Higher loss carryforward
If expenses exceed income, self-employed individuals can use the loss from one tax year against positive income in the following year. This is called a loss carry forward. Previously, a maximum of €1 million plus 60% of total income per year could be used to offset losses. The Growth Opportunities Act temporarily increases this value: from 2024 to 2027, any loss carryforward that exceeds €1 million can be used up to 70% of income.

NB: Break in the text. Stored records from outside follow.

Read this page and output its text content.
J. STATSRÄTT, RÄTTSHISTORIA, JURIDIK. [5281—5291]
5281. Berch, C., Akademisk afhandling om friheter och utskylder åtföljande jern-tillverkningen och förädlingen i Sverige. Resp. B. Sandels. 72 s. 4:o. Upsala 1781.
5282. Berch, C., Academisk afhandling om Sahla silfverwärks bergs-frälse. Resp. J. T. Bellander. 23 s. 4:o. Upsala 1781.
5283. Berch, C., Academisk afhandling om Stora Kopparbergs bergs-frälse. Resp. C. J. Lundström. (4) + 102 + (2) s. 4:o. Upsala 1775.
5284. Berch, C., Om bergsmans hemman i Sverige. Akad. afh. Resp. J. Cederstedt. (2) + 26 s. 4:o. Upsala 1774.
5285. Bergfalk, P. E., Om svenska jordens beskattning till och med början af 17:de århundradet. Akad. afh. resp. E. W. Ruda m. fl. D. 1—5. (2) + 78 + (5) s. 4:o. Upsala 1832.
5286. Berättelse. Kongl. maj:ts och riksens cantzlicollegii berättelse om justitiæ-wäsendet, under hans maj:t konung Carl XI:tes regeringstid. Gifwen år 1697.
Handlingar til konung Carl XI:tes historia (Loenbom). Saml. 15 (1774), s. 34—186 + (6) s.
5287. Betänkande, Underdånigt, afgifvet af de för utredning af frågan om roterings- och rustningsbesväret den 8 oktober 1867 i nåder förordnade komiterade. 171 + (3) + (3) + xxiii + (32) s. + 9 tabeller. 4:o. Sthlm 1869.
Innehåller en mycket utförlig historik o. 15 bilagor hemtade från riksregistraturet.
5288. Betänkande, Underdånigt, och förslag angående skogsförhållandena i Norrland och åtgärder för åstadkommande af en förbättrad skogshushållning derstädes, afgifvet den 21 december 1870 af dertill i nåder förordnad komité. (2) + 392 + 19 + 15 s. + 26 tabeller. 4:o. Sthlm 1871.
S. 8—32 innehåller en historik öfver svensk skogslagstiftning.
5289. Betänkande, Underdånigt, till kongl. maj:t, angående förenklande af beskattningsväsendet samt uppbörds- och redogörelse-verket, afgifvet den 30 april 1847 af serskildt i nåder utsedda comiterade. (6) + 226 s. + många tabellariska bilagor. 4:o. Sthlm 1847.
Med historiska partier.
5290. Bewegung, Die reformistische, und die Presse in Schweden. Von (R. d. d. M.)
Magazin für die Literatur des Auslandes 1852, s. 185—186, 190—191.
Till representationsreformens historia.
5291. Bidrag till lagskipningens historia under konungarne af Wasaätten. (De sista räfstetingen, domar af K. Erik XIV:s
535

Support for electric vehicles
The Growth Opportunities Act also adjusts the taxation of company cars: if employees use an electric vehicle for both business and private purposes, they will only have to pay tax on 0.25% of the gross list price. Until now, such a subsidy only applied to electric cars with a maximum gross list price of €60,000. This limit will be increased to €70,000 as part of the Growth Opportunities Act. The new regulation applies to all vehicles purchased after January 1, 2024.
Extended research funding
A key feature of the Growth Opportunities Act is research funding. The research allowance will be expanded with several measures that have been adopted. For example, the threshold for tax deductible research expenses will be significantly increased from €4 million to €10 million per year. In addition, for the first time, a proportion of the acquisition and production costs of plant and equipment required for research and development projects will be eligible for funding. For small and medium-sized enterprises (SMEs), the funding rate has been increased from 25% to 35%, and the research allowance has been raised to €3.5 million per year.
Do businesses have to apply for the benefits of the Growth Opportunities Act?
Businesses do not have to specifically apply for most of the benefits and advantages of the Growth Opportunities Act. Instead, all businesses automatically benefit from the new provisions of the Act. This includes tax breaks and enhanced depreciation allowances. Only grants, such as those for research and development, must be applied for.